Do you remember “I am”? It is the name that God revealed to Moses. They will recognize that Jesus is God when he will be lifted up, just like the serpent of Moses. The serpent is a symbol of sin, a serpent kills but another serpent saves. St. Paul, speaking of Jesus in the famous hymn of Philippians 2, says that he emptied himself, humbled himself, annihilated himself to save us. Indeed, the apostle suggests an even stronger expression: “For our sake he (God) made him to be sin who did not know sin”. (2 Cor 5:21) So, using the biblical symbol, we could say: “God made him to be serpent”. And this is the prophetic message of these readings today. The Son of man, who like a serpent was made sin, is raised up to save us.

Jesus overcomes sin by emptying himself of his divinity, becoming sin. Lifted up on the cross, he raises us all.
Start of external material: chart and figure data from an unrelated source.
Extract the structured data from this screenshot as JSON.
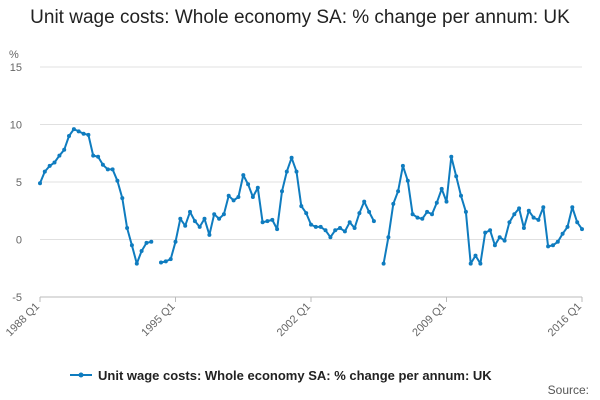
{
  "chart_data": {
    "type": "line",
    "title": "Unit wage costs: Whole economy SA: % change per annum: UK",
    "ylabel": "%",
    "ylim": [
      -5,
      15
    ],
    "yticks": [
      15,
      10,
      5,
      0,
      -5
    ],
    "xlim": [
      1988.0,
      2016.0
    ],
    "xticks": [
      {
        "label": "1988 Q1",
        "value": 1988.0
      },
      {
        "label": "1995 Q1",
        "value": 1995.0
      },
      {
        "label": "2002 Q1",
        "value": 2002.0
      },
      {
        "label": "2009 Q1",
        "value": 2009.0
      },
      {
        "label": "2016 Q1",
        "value": 2016.0
      }
    ],
    "grid": true,
    "legend_position": "bottom",
    "source_label": "Source:",
    "series": [
      {
        "name": "Unit wage costs: Whole economy SA: % change per annum: UK",
        "color": "#0f7cbf",
        "segments": [
          {
            "x_start": 1988.0,
            "values": [
              4.9,
              5.9,
              6.4,
              6.7,
              7.3,
              7.8,
              9.0,
              9.6,
              9.4,
              9.2,
              9.1,
              7.3,
              7.2,
              6.5,
              6.1,
              6.1,
              5.1,
              3.6,
              1.0,
              -0.5,
              -2.1,
              -1.0,
              -0.3,
              -0.2
            ]
          },
          {
            "x_start": 1994.25,
            "values": [
              -2.0,
              -1.9,
              -1.7,
              -0.2,
              1.8,
              1.2,
              2.4,
              1.6,
              1.1,
              1.8,
              0.4,
              2.2,
              1.8,
              2.2,
              3.8,
              3.4,
              3.7,
              5.6,
              4.8,
              3.7,
              4.5,
              1.5,
              1.6,
              1.7,
              0.9,
              4.2,
              5.9,
              7.1,
              5.9,
              2.9,
              2.3,
              1.3,
              1.1,
              1.1,
              0.8,
              0.2,
              0.8,
              1.0,
              0.7,
              1.5,
              1.0,
              2.3,
              3.3,
              2.4,
              1.6
            ]
          },
          {
            "x_start": 2005.75,
            "values": [
              -2.1,
              0.2,
              3.1,
              4.2,
              6.4,
              5.1,
              2.2,
              1.9,
              1.8,
              2.4,
              2.2,
              3.2,
              4.4,
              3.3,
              7.2,
              5.5,
              3.8,
              2.4,
              -2.1,
              -1.4,
              -2.1,
              0.6,
              0.8,
              -0.5,
              0.2,
              -0.1,
              1.5,
              2.2,
              2.7,
              1.0,
              2.5,
              1.9,
              1.7,
              2.8,
              -0.6,
              -0.5,
              -0.2,
              0.5,
              1.1,
              2.8,
              1.5,
              0.9
            ]
          }
        ]
      }
    ]
  }
}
The Crucified is ​​the mystery of the annihilation of God for love. Many times we reduce that image to an amulet, to an ornamental object.

Whoever looks up and looks at the crucified Christ is saved from sin, death, from a senseless life. We think of St. Jerome praying in front of the Crucified asking him: “Do not be my judge but my savior”. We remember that on his deathbed Jerome asks that a cross be painted on the wall in front of him and in his testament he recommends us to follow the way of the Crucified, giving our life as Christ did for us.

Brothers, sisters, if we want to know the love of God, let us look up, look at the Crucified, pray the Crucified, that tortured, dead man, who is God, emptied of divinity, soiled, “made sin” for me and for you. If we remain wrapped up ourselves and do not look up, if we do not pass from the love of ourselves to the love of God, we cannot experience salvation.

O Lord, grant us the grace to be able to better understand the mystery of our salvation, help us today to lift our gaze towards you, and give us the strength to be able to do so until the last day of our life.